Deduplicating data before it's written to disk defines inline data deduplication. This compares to post-process deduplication, also known as asynchronous deduplication, which analyzes and reduces data after it has been stored to disk.
Comparison to post-process deduplication
Inline deduplication is the most efficient and economic method of deduplication. It significantly reduces the raw disk capacity needed in the system since the full, not-yet-deduplicated data set is never written to disk. Inline deduplication also reduces time to disaster recovery (DR) readiness because the system doesn't need to wait to absorb the entire data set and then deduplicate it before it can begin replicating to the remote site.
Post-process deduplication technologies wait for data to land in full on disk before initiating the deduplication process. They increase lag time before deduplication is complete and, by extension, when replication completes as it's highly advantageous to replicate only deduplicated (small) data.

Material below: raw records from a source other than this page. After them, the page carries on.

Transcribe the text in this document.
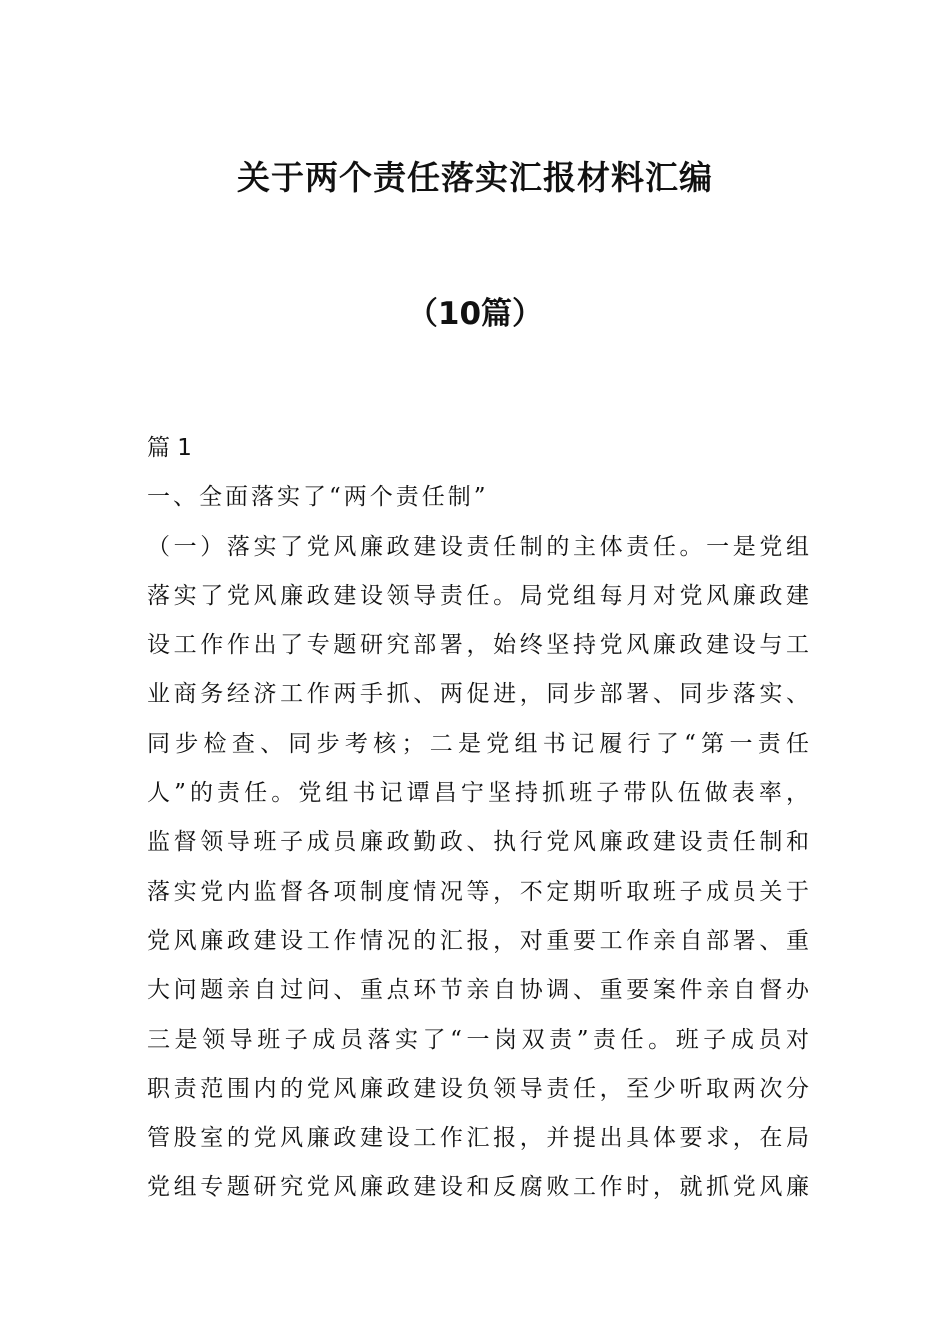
关于两个责任落实汇报材料汇编
（10篇）
篇 1
一、全面落实了“两个责任制”
（一）落实了党风廉政建设责任制的主体责任。一是党组
落实了党风廉政建设领导责任。局党组每月对党风廉政建
设工作作出了专题研究部署，始终坚持党风廉政建设与工
业商务经济工作两手抓、两促进，同步部署、同步落实、
同步检查、同步考核；二是党组书记履行了“第一责任
人”的责任。党组书记谭昌宁坚持抓班子带队伍做表率，
监督领导班子成员廉政勤政、执行党风廉政建设责任制和
落实党内监督各项制度情况等，不定期听取班子成员关于
党风廉政建设工作情况的汇报，对重要工作亲自部署、重
大问题亲自过问、重点环节亲自协调、重要案件亲自督办
三是领导班子成员落实了“一岗双责”责任。班子成员对
职责范围内的党风廉政建设负领导责任，至少听取两次分
管股室的党风廉政建设工作汇报，并提出具体要求，在局
党组专题研究党风廉政建设和反腐败工作时，就抓党风廉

In practice, post-process deduplication creates operational issues since there are two storage zones, each with policies and behaviors to manage. In some cases, since the redundant storage zone is the default and more important design for some vendors, the deduplication zone is also much less performing and resilient.

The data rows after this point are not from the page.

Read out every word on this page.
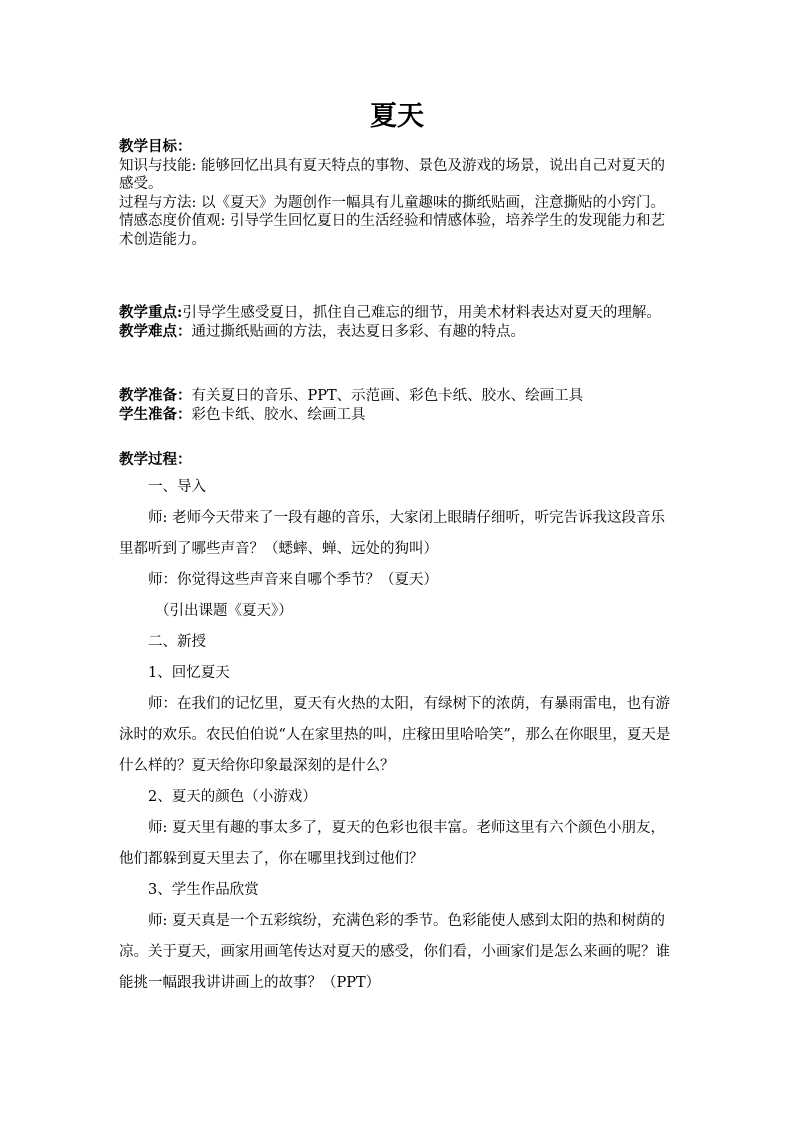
夏天

教学目标：

知识与技能: 能够回忆出具有夏天特点的事物、景色及游戏的场景，说出自己对夏天的感受。

过程与方法: 以《夏天》为题创作一幅具有儿童趣味的撕纸贴画，注意撕贴的小窍门。

情感态度价值观: 引导学生回忆夏日的生活经验和情感体验，培养学生的发现能力和艺术创造能力。

教学重点:引导学生感受夏日，抓住自己难忘的细节，用美术材料表达对夏天的理解。

教学难点：通过撕纸贴画的方法，表达夏日多彩、有趣的特点。

教学准备：有关夏日的音乐、PPT、示范画、彩色卡纸、胶水、绘画工具

学生准备：彩色卡纸、胶水、绘画工具

教学过程：

一、导入

师: 老师今天带来了一段有趣的音乐，大家闭上眼睛仔细听，听完告诉我这段音乐里都听到了哪些声音？（蟋蟀、蝉、远处的狗叫）

师：你觉得这些声音来自哪个季节？（夏天）

（引出课题《夏天》）

二、新授

1、回忆夏天

师：在我们的记忆里，夏天有火热的太阳，有绿树下的浓荫，有暴雨雷电，也有游泳时的欢乐。农民伯伯说“人在家里热的叫，庄稼田里哈哈笑”，那么在你眼里，夏天是什么样的？夏天给你印象最深刻的是什么？

2、夏天的颜色（小游戏）

师: 夏天里有趣的事太多了，夏天的色彩也很丰富。老师这里有六个颜色小朋友，他们都躲到夏天里去了，你在哪里找到过他们？

3、学生作品欣赏

师: 夏天真是一个五彩缤纷，充满色彩的季节。色彩能使人感到太阳的热和树荫的凉。关于夏天，画家用画笔传达对夏天的感受，你们看，小画家们是怎么来画的呢？谁能挑一幅跟我讲讲画上的故事？（PPT）
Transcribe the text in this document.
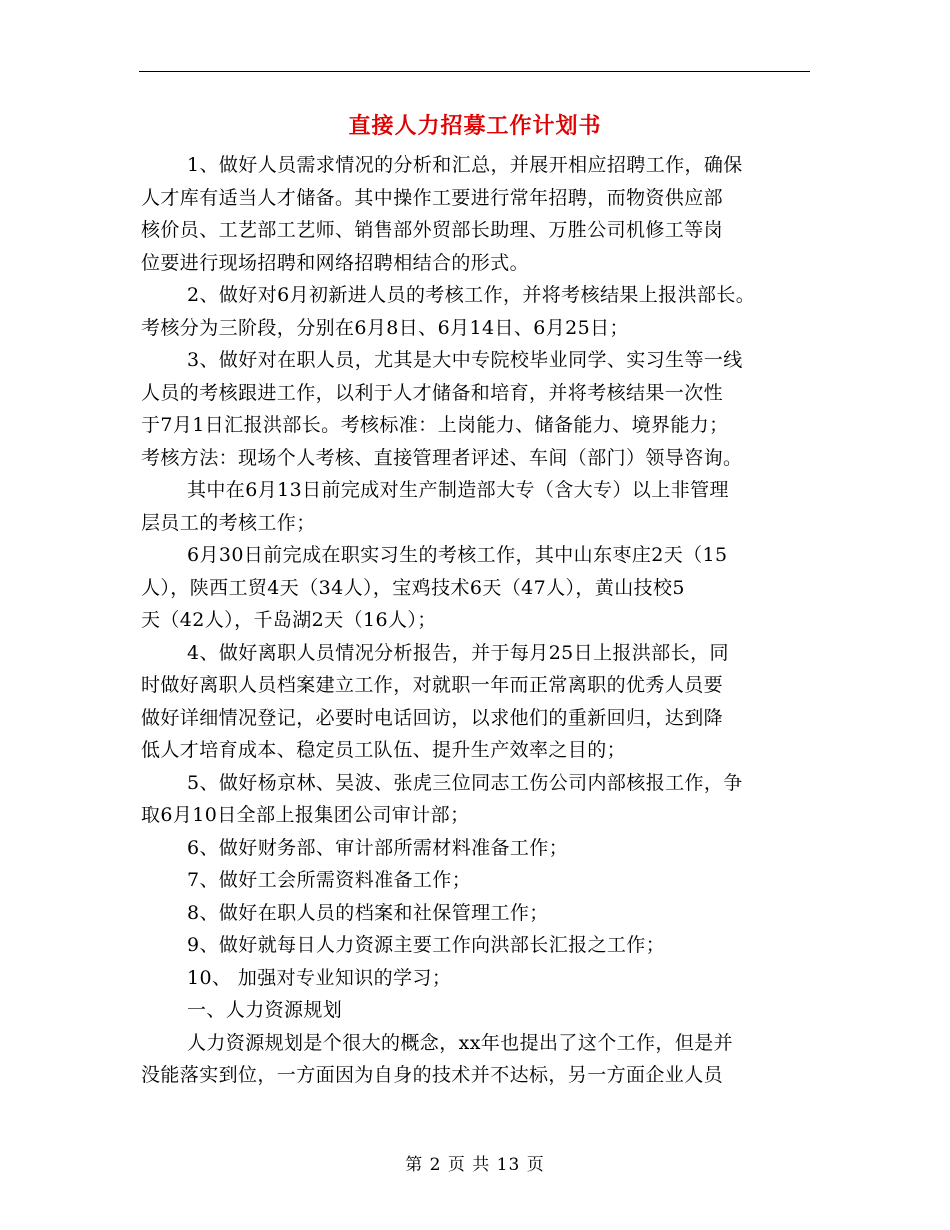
直接人力招募工作计划书
1、做好人员需求情况的分析和汇总，并展开相应招聘工作，确保
人才库有适当人才储备。其中操作工要进行常年招聘，而物资供应部
核价员、工艺部工艺师、销售部外贸部长助理、万胜公司机修工等岗
位要进行现场招聘和网络招聘相结合的形式。
2、做好对6月初新进人员的考核工作，并将考核结果上报洪部长。
考核分为三阶段，分别在6月8日、6月14日、6月25日；
3、做好对在职人员，尤其是大中专院校毕业同学、实习生等一线
人员的考核跟进工作，以利于人才储备和培育，并将考核结果一次性
于7月1日汇报洪部长。考核标准：上岗能力、储备能力、境界能力；
考核方法：现场个人考核、直接管理者评述、车间（部门）领导咨询。
其中在6月13日前完成对生产制造部大专（含大专）以上非管理
层员工的考核工作；
6月30日前完成在职实习生的考核工作，其中山东枣庄2天（15
人），陕西工贸4天（34人），宝鸡技术6天（47人），黄山技校5
天（42人），千岛湖2天（16人）；
4、做好离职人员情况分析报告，并于每月25日上报洪部长，同
时做好离职人员档案建立工作，对就职一年而正常离职的优秀人员要
做好详细情况登记，必要时电话回访，以求他们的重新回归，达到降
低人才培育成本、稳定员工队伍、提升生产效率之目的；
5、做好杨京林、吴波、张虎三位同志工伤公司内部核报工作，争
取6月10日全部上报集团公司审计部；
6、做好财务部、审计部所需材料准备工作；
7、做好工会所需资料准备工作；
8、做好在职人员的档案和社保管理工作；
9、做好就每日人力资源主要工作向洪部长汇报之工作；
10、 加强对专业知识的学习；
一、人力资源规划
人力资源规划是个很大的概念，xx年也提出了这个工作，但是并
没能落实到位，一方面因为自身的技术并不达标，另一方面企业人员
第 2 页 共 13 页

In addition, this approach requires a greater initial capacity overhead than inline solutions. Post-process deduplication methods require additional capacity to temporarily store duplicate backup data.
How much disk capacity is needed may depend on the size of the backup data sets, how many backup jobs you run on a daily basis, and how long the deduplication technology "holds on" to capacity before releasing it. Post-process deduplication solutions that wait for the backup process to complete before beginning to deduplicate require larger disk caches than those that start the deduplication process during the backup process.